Zack Snyder’s Ugly Visual Experimentation Blurs Overlong, Gory Army of the Dead
Photos via Netflix
Whether or not Zack Snyder is capable of producing a thrilling, intense, frightening zombie movie isn’t really a matter of debate. We’ve already seem him do exactly that, after all, as the career that would eventually spiral around a director’s cut of Justice League began with a lean, vicious 2004 remake of George A. Romero’s seminal Dawn of the Dead. That was early Snyder, however, back when the director was just an unknown talent with a flair for visuals, hunger for success and no burden of “auteurship” to live up to. His Dawn of the Dead helped instill new life into the zombie genre, modernizing it alongside 28 Days Later with both nihilistic, satirical bite and gruesome potency. And so, it’s understandable for fans to be excited to see the director return to similar material some 17 years later, especially after being trapped in the gravitational pull of superhero cinema for so long. But what Snyder’s/Netflix’s Army of the Dead sadly reveals is a director with a personal brand and opulent filmmaking style that has undermined whatever vitality existed in this premise. Snyder is trying to do so much here that the whole thing practically collapses under its own weight, a victim of its own attempt at bombast and visual iconoclasm.

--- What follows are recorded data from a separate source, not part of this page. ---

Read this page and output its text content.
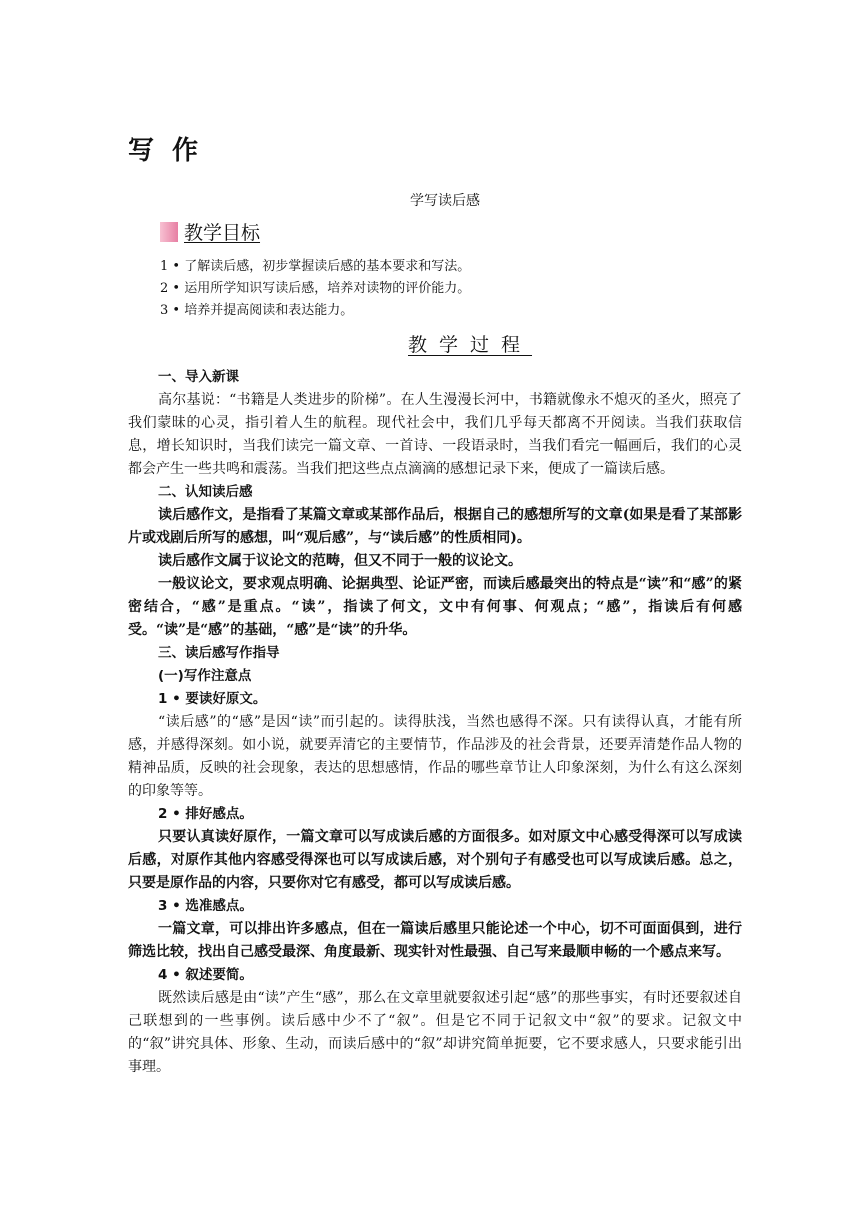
写作
学写读后感
教学目标
1 • 了解读后感，初步掌握读后感的基本要求和写法。
2 • 运用所学知识写读后感，培养对读物的评价能力。
3 • 培养并提高阅读和表达能力。
教学过程

一、导入新课

高尔基说：“书籍是人类进步的阶梯”。在人生漫漫长河中，书籍就像永不熄灭的圣火，照亮了我们蒙昧的心灵，指引着人生的航程。现代社会中，我们几乎每天都离不开阅读。当我们获取信息，增长知识时，当我们读完一篇文章、一首诗、一段语录时，当我们看完一幅画后，我们的心灵都会产生一些共鸣和震荡。当我们把这些点点滴滴的感想记录下来，便成了一篇读后感。

二、认知读后感

读后感作文，是指看了某篇文章或某部作品后，根据自己的感想所写的文章(如果是看了某部影片或戏剧后所写的感想，叫“观后感”，与“读后感”的性质相同)。

读后感作文属于议论文的范畴，但又不同于一般的议论文。

一般议论文，要求观点明确、论据典型、论证严密，而读后感最突出的特点是“读”和“感”的紧密结合，“感”是重点。“读”，指读了何文，文中有何事、何观点；“感”，指读后有何感受。“读”是“感”的基础，“感”是“读”的升华。

三、读后感写作指导

(一)写作注意点

1 • 要读好原文。

“读后感”的“感”是因“读”而引起的。读得肤浅，当然也感得不深。只有读得认真，才能有所感，并感得深刻。如小说，就要弄清它的主要情节，作品涉及的社会背景，还要弄清楚作品人物的精神品质，反映的社会现象，表达的思想感情，作品的哪些章节让人印象深刻，为什么有这么深刻的印象等等。

2 • 排好感点。

只要认真读好原作，一篇文章可以写成读后感的方面很多。如对原文中心感受得深可以写成读后感，对原作其他内容感受得深也可以写成读后感，对个别句子有感受也可以写成读后感。总之，只要是原作品的内容，只要你对它有感受，都可以写成读后感。

3 • 选准感点。

一篇文章，可以排出许多感点，但在一篇读后感里只能论述一个中心，切不可面面俱到，进行筛选比较，找出自己感受最深、角度最新、现实针对性最强、自己写来最顺申畅的一个感点来写。

4 • 叙述要简。

既然读后感是由“读”产生“感”，那么在文章里就要叙述引起“感”的那些事实，有时还要叙述自己联想到的一些事例。读后感中少不了“叙”。但是它不同于记叙文中“叙”的要求。记叙文中的“叙”讲究具体、形象、生动，而读后感中的“叙”却讲究简单扼要，它不要求感人，只要求能引出事理。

With a plot that’s initial structure is oddly reminiscent of last year’s similarly disappointing Train to Busan sequel Peninsula, Army of the Dead is nominally the story of Scott Ward (Dave Bautista), a father and mercenary/burger flipper who is wallowing in his own private shame following a disaster in which Las Vegas was overwhelmed by a zombie uprising. Now months or years later, Scott is contacted by a billionaire captain of industry (Mortal Kombat’s Hiroyuki Sanada) who tasks him with infiltrating the walled-off city in order to score the heist of a lifetime from a casino vault before Las Vegas is scheduled to be bombed off the face of the Earth by the U.S. government. Scott must therefore assemble the requisite heist team, accomplished via the typical, Rick and Morty-style “You son of a bitch, I’m in” sequences. Throw in an estranged daughter (Ella Purnell) with her own reasons for wanting to snoop around the zombie-infested Vegas, and you have the bones of a zombie action/heist/father-daughter reconciliation storyline.
Of course, if you presented most directors with that outline, they’d work it into a tight, 100-minute thriller, but Zack Snyder isn’t most directors. If there’s one thing that defines this guy’s modern work, it’s the pursuit of overwrought decadence and a seeming determination not to leave anything on the cutting room floor—perhaps that’s what you get after enough fans beg for so long that it results in a 4-hour cut of Justice League. Regardless, this somehow results in a 2.5 hour sprawl for Army of the Dead, which is perfectly indicative of the excesses that are on display. Does it give us ample time to get acquainted with our cast of mercs? It certainly does, although it also means we spend about an hour chatting with these people before they ever set foot in Vegas. Only Snyder would argue that all of this bloat was essential.
Granted, there are some standouts among the cast who do manage to make Army of the Dead engaging in spurts. Bautista is as likable an action star as exists in Hollywood today, bringing his unexpectedly soulful delivery to material that isn’t really worthy of it, in addition to having a few nice action scenes where he gets to play the powerhouse, ragdolling zombie stuntmen with glee and practicing John Wick-style gun kata on the fly. Another magnetic screen presence is French actress Nora Arnezeder, here playing a tough-as-nails “coyote” who specializes in smuggling humans in and out of the ruins of Vegas, channeling the suave capability of Mélanie Laurent in Tarantino’s Inglourious Basterds. The film’s European ensemble is something of a mixed bag, as Matthias Schweighöfer’s German safecracker character is blessed with some of the script’s best lines of comedy, but is simultaneously referred to repeatedly as a “kid” throughout, despite the man being 40 years old.
Likewise, in the moments that Army of the Dead truly commits to zombie carnage (never moreso than in the musical opening sequence that heavily evokes the intro to Zombieland), it’s hard to fault Snyder and co.’s commitment to total grossout overkill. There are sequences here shocking in their sheer goriness—we’re talking Peter Jackson-level comic overkill, like a zombie being blasted into sticky red chunks in slow motion by a heavy-cal machine gun—that will have genre geeks guffawing at the chutzpah of everyone involved. Are those sequences dampened a bit by their overreliance on CGI, rather than buckets and buckets of fake blood? Perhaps, but the film’s commitment to splatter is still admirably intense and appreciably gross.